File spoon-archives/marxism-international.archive/marxism-international_1997/marxism-international.9711, message 379


Date: Thu, 20 Nov 1997 00:43:57 -0500 (EST)
From: "Charlotte L. Kates" <ckates-AT-eden.rutgers.edu>
Subject: M-I: Farewell, 1956.


Lou wrote:
If the CP is ever to become a significant force in American life, it must
do a number of things, one of which is acquire the ability to attract and
hold millions of Ms Adlers.  This can only be done by a thorough
house-cleaning of the type effected in eastern Europe over the past ten
years, and a fond but firm farewell to the culture of the 1950s from which
it has suffered lo these many years.


	Yes, yes it must. At one time, as we know, the Party had a
culture--a vibrant culture, rooted nearly always in  a burgeoning youth
cadre. The 1930's. Even the 1980's. The Party took delight in its
membership, its constituency, itself. The Party's young leaders of the
1930's remain, in many senses, its leaders today, without the hope and
brilliance of their halcyon days. The Party's young leaders of the 1980's
are, by and large, gone, due to both the traditional attrition and the
momentous events of 1991.

	It was the year the Soviet Union fell and the CPUSA nearly did.
The Party's foundation and attraction were not built on the United
States--they were built on the USSR. It was the great fact of the
existence of actually existing socialism that drew many members to the
Party, and without that constant, the Party was devastated, and its rotten
infrastructure revealed from beneath the pretty veilings of Soviet flags.
It was not a struggle over Gorbachev that plagued the CPUSA that year.
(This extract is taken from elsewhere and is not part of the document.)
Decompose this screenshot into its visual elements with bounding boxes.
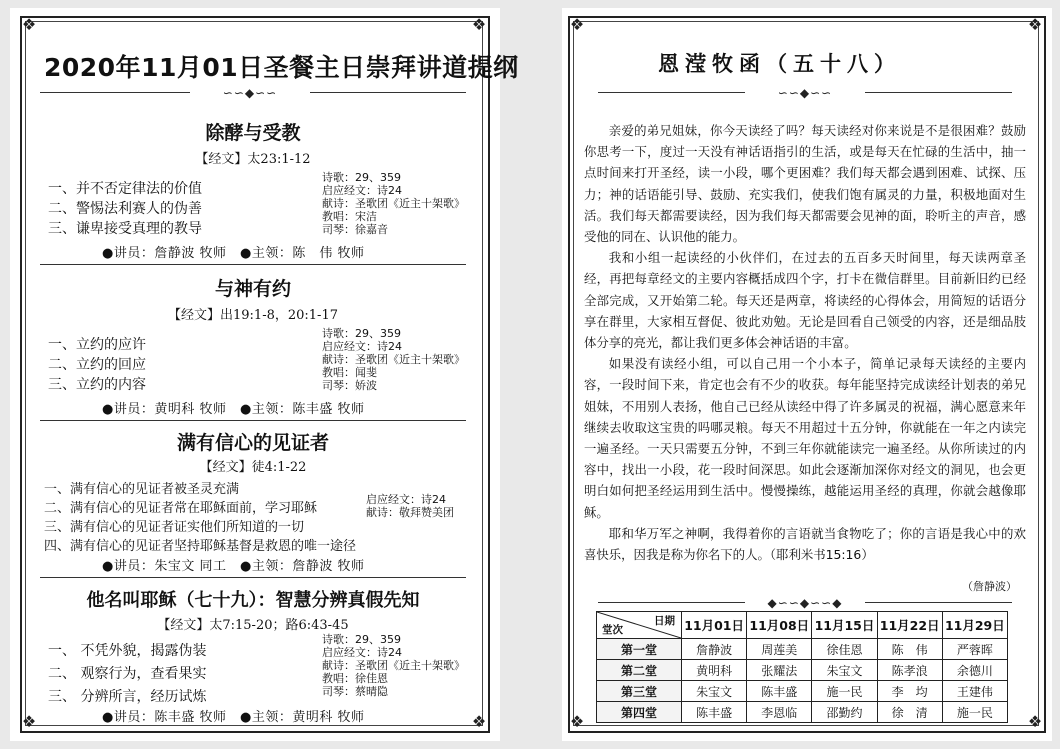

The
events in the USSR were mere inspiration. It was Gus Hall that was the
issue, at the center of the debates on Stalinism and Czechoslovakia in
1968 and Gorbachev was always Gus Hall's opinions and actions.And the
majority of the young cadre lost, and left, for the Committees of
Correspondence, for other organizations, for obscurity in the middle.
"They went back into everywhere."

	I wasn't there then; I came two years later, inspired mainly by
the Party's history, the USSR's history, the biographies and writings of
Marx, Engels, Lenin, and Alexandra Kollontai. I did the expected, the
respected. I was thirteen when I joined and I was on the next young cadre
track, and perhaps I still am. I'm really not sure, but somewhere along
the way, with a great deal of help, I saw the truth of the Party and the
truth of its culture. That culture--one  of death, paranoia, and
obsequious fawning at the feet of the Democratic Party and AFL-CIO, that
culture with a great love for factionalism and turning inward, that
culture with devotion to the "mass Party" of the type of Browder, yet not
to a mass revolutionary Party--shocked me with its ignorance, brutality
and utter sadness. 

	And I knew what was good in the Party, and I still do, yet it has
been covered over with so many layers of covers and lies
that it is near invisible to those suddenly hit with the truth after being
fed illusions for so long. 

	We will never have growth without truth. We will never have a mass
Party, a true mass Party, if we disrespect and turn on our own members. We
will never have Ms Adlers again if we do not enter the real world, of
1997. It's not 1956 anymore, but since the Party still cannot face the
truth of that year and move on, it seems equally incapable of recognizing
1991 and moving on. A youth cadre built on a decayed structure will not
stand like those of the past, yet perhaps it may build something more
lasting.

	No one joins a revolutionary Party to be a relic of the past, to
factionalize and mourn the loss of the Soviet Union; yet, this is what the
Party does. This is the true and quite unfriendly face of the "new mass
Party." And yet, I remain, as do we all, hoping to make something better
of this crumbling Party of decaying leaders, structures and ideas--a Party
for Ms Adlers,a Party that causes the many departed to come back out from
everywhere, a Party, finally, of, by and for the people.